Ich fand das Buch unheimlich mühsam zu lesen. Verschiedenste, zum Teil skurrile Episoden reihten sich aneinander, ohne das ich lange wusste, wohin das Ganze führen sollte. Spannungsaufbauendes Element waren lediglich die immer wieder eingestreuten Kurzkapitel aus einer Erzählgegenwart, in der der Protagonist Mimo in einer Zelle eines Kloster am Ende seines Lebens auf den Tod wartet, in eben dem Kloster, in dem eine seiner Schöpfungen, eine Piéta, aufgrund ihrer unerklärlichen Wirkung als gefährlich eingestuft, verborgen gehalten wird.
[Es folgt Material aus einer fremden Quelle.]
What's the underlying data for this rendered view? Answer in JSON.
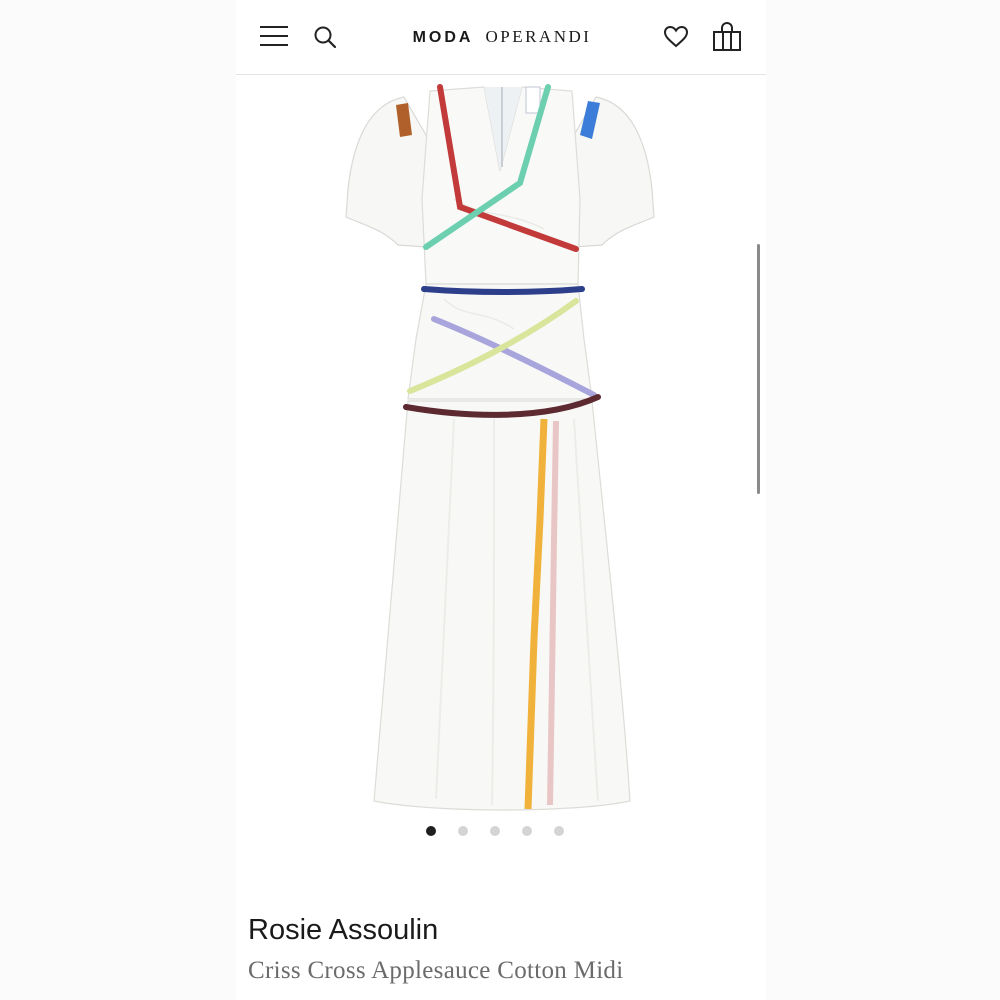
{
  "header": {
    "brand_left": "MODA",
    "brand_right": "OPERANDI",
    "icons": [
      "menu-icon",
      "search-icon",
      "heart-icon",
      "shopping-bag-icon"
    ]
  },
  "gallery": {
    "image_count": 5,
    "active_index": 0
  },
  "product": {
    "designer": "Rosie Assoulin",
    "name": "Criss Cross Applesauce Cotton Midi"
  },
  "colors": {
    "text_primary": "#1a1a1a",
    "text_secondary": "#6b6b6b",
    "dot_active": "#1f1f1f",
    "dot_inactive": "#d4d4d4"
  }
}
Auch zu den Figuren habe ich keinen Zugang gefunden. Entweder waren sie sehr typenhaft, wie der einfach strukturierte ältere Bruder von Viola, der opportunistisch auf den Aufstieg der Faschisten setzt, oder der Dorfirre Emmanuele, der in seiner Art sehr liebenswürdig wirkt, oder der unempathisch und unsympatische Ehemann von Viola. Oder die Figuren sind so merkwürdig wie die Gestalten eines Gruselkabinetts, der unheimliche Zirkusdirektor, der Mimo gleich zu Anfang übers Ohr haut, oder Mimo selber, der die Hälfte des Buches in einem Alkoholrausch zubringt, indem er Vergessen oder Selbstbestrafung zu suchen scheint. Auch Viola, hier muss man leider den Eindruck ihres Mannes teilen, wirkt nicht gerade zurechnungsfähig in ihrem Kontakt mit einer ausgewachsenen Bärin, ihrer Flugversuch oder der Mordattacke auf ihren Mann. Es gibt ja durchaus Frauen in ihrer Zeit, die sich von ihrer Familie zu emanzipieren wussten. Bei Viola hat man immer den Eindruck, sie warte auf einen Mann, der sie aus den Fesseln der Konventionen befreit. Dabei schenkt sie ihnen zu leicht ihren Glauben und muss sich dann verraten fühlen, wenn ihre Ausflüge in die große Freiheit schon am nächsten Bahnhof wieder enden. Die für mich interessanteste Figur ist noch die des jüngsten Bruders von Viola, hinter dessen stiller Freundlichkeit sich viel verbirgt, was sich im Laufe des Romans entfalten kann.
So musste ich mich recht durch den Roman mühen, auch wenn ich die Passagen über die Entwicklung des Faschismus in Italien durchaus interessant fand. Da kann auch die verblüffende Auflösung am Ende, die sinnstiftend auf die ganze Romanhandlung wirkt, nicht so ganz entschädigen. Eventuell liegt auch hier die Erklärung für den Romantitel. Doch eigentlich weiß man von ihr, wenn hier mit Viola gemeint sein soll, recht wenig, weil sie, abgesehen vom Anfang, eigentlich eher einen Nebenfigurencharakter hat, auch wenn sie das Denken und Trachten des Protagonisten nachhaltig bestimmt, aber sehr häufig eben auch nur in jenem vorkommt.
Meinem Geschmack entspricht das Buch also nicht so ganz.